I don’t always feel like a very nice person and I’m lucky that my personal filter catches things before they come blaring out on the internet. Unfortunately, it doesn’t always function well, or maybe it gets full and things spill over the edges from time to time. Maybe I need to clean that filter a little more often. That’s when you see an uncharacteristic personal judgment post on my wall. Those posts tend to get deleted before too long. But sometimes…oh man…I so want to just say exactly what I’m thinking. Or better yet, just type the word “FUCK!” and leave the internet forever without another word or explanation. I imagine what would happen…probably nothing. My parents would probably text me and the rest of the world would keep on keeping on. I imagine my own self-importance. We all do. More likely, I’d go back several times that same day to see if anyone made any inane comments. That is the depth of my addiction to online validation.

It’s just a passing mood though, and moods can be tricky. They build up into huge waves, crash onto the shore, and slide away to build momentum again. I haven’t mastered the magic of controlling nature. I haven’t become a sorceress that reigns in the moon. I’ve merely learned to be a better surfer. And just because I’m getting good at it, doesn’t mean I don’t let the board slip out from under me and go tumbling beneath the waves. At 46 years old, I have finally learned to notice when I’m being thrashed, and to at least try to control my panic and wait until the waves pass before I search for the surface.

Over the past few years I’ve learned a few tricks to stay calm in the face of the negativity wave; find the breath, make some emotional space, and wait. One thing that doesn’t work for me is seeking the positive. Being content in my negative mood seems to help me most, sinking down into it like a warm blanket of mean nasty thoughts comforts me and helps it pass over more quickly, like not thrashing against the wave as it passes.

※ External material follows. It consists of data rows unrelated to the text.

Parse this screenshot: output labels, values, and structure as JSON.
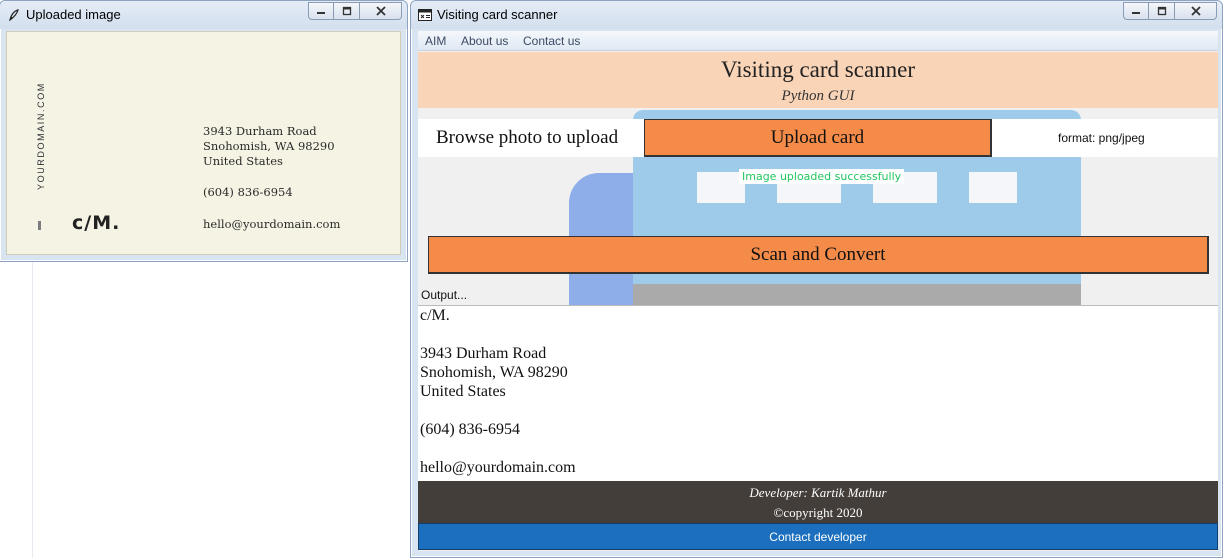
{
  "image_window": {
    "title": "Uploaded image",
    "icon": "feather-icon",
    "card": {
      "vertical_text": "YOURDOMAIN.COM",
      "logo": "c/M.",
      "address_lines": [
        "3943 Durham Road",
        "Snohomish, WA 98290",
        "United States"
      ],
      "phone": "(604) 836-6954",
      "email": "hello@yourdomain.com"
    }
  },
  "scanner_window": {
    "title": "Visiting card scanner",
    "icon": "app-window-icon",
    "menu": [
      "AIM",
      "About us",
      "Contact us"
    ],
    "header": {
      "title": "Visiting card scanner",
      "subtitle": "Python GUI"
    },
    "browse_label": "Browse photo to upload",
    "upload_button": "Upload card",
    "format_label": "format: png/jpeg",
    "success_message": "Image uploaded successfully",
    "scan_button": "Scan and Convert",
    "output_label": "Output...",
    "output_lines": [
      "c/M.",
      "",
      "3943 Durham Road",
      "Snohomish, WA 98290",
      "United States",
      "",
      "(604) 836-6954",
      "",
      "hello@yourdomain.com"
    ],
    "footer": {
      "developer": "Developer: Kartik Mathur",
      "copyright": "©copyright 2020"
    },
    "contact_button": "Contact developer"
  },
  "colors": {
    "header_bg": "#f9d4b7",
    "button_orange": "#f48b49",
    "success_green": "#22c55e",
    "footer_bg": "#433e3a",
    "contact_blue": "#1b6fbe"
  }
}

To do that most efficiently, I need to be alone both in person and online as much as possible. I feel no need to drag everyone along with me. I used to, trust me.

In the past, I’ve reached out to other life surfers, more like frantically grabbed them in my struggle to stay afloat, and all it does is multiply the negativity and create a feedback loop. I feel like I’m starting to sink into a negative mood, and in a panic reach out to someone. Precariously balanced on their own board, they panic trying to pull me up. I feel terrible that I’ve upset someone else, spiral deeper, and it takes longer and more energy to swim back up with every person I pull down with me. Better to go it alone, and know there are still people at the surface waiting for me.

Since I work from home and don’t have many outside responsibilities, these days it’s easy to withdraw. I have only my husband, my nearly grown sons, and a few close family members to retreat from, all of which have learned to notice my behavior and give me space. They wait quietly by, my husband giving me a few extra loves as he moves through the day.

But online life, social media, is still a struggle for me. It’s become a habit to pick up my phone and scroll through my feeds when I’m bored. Even when I know I shouldn’t, I find myself taking a quick look only to find more posts to add to that file on my phone and when I’m being “thrashed in the rinse cycle,” it’s much more likely that I’ll make that comment for real instead of keeping it private in my file.

I’ll put this out in the universe. Someone please develop an app that poses questions to determine your mood before you open any social media app. Depending on your answers it can either put a delay on all your posts and comments or stop you from reading at all until your mood improves. You’d make millions on this one. I have a feeling I’m not the only one that needs it!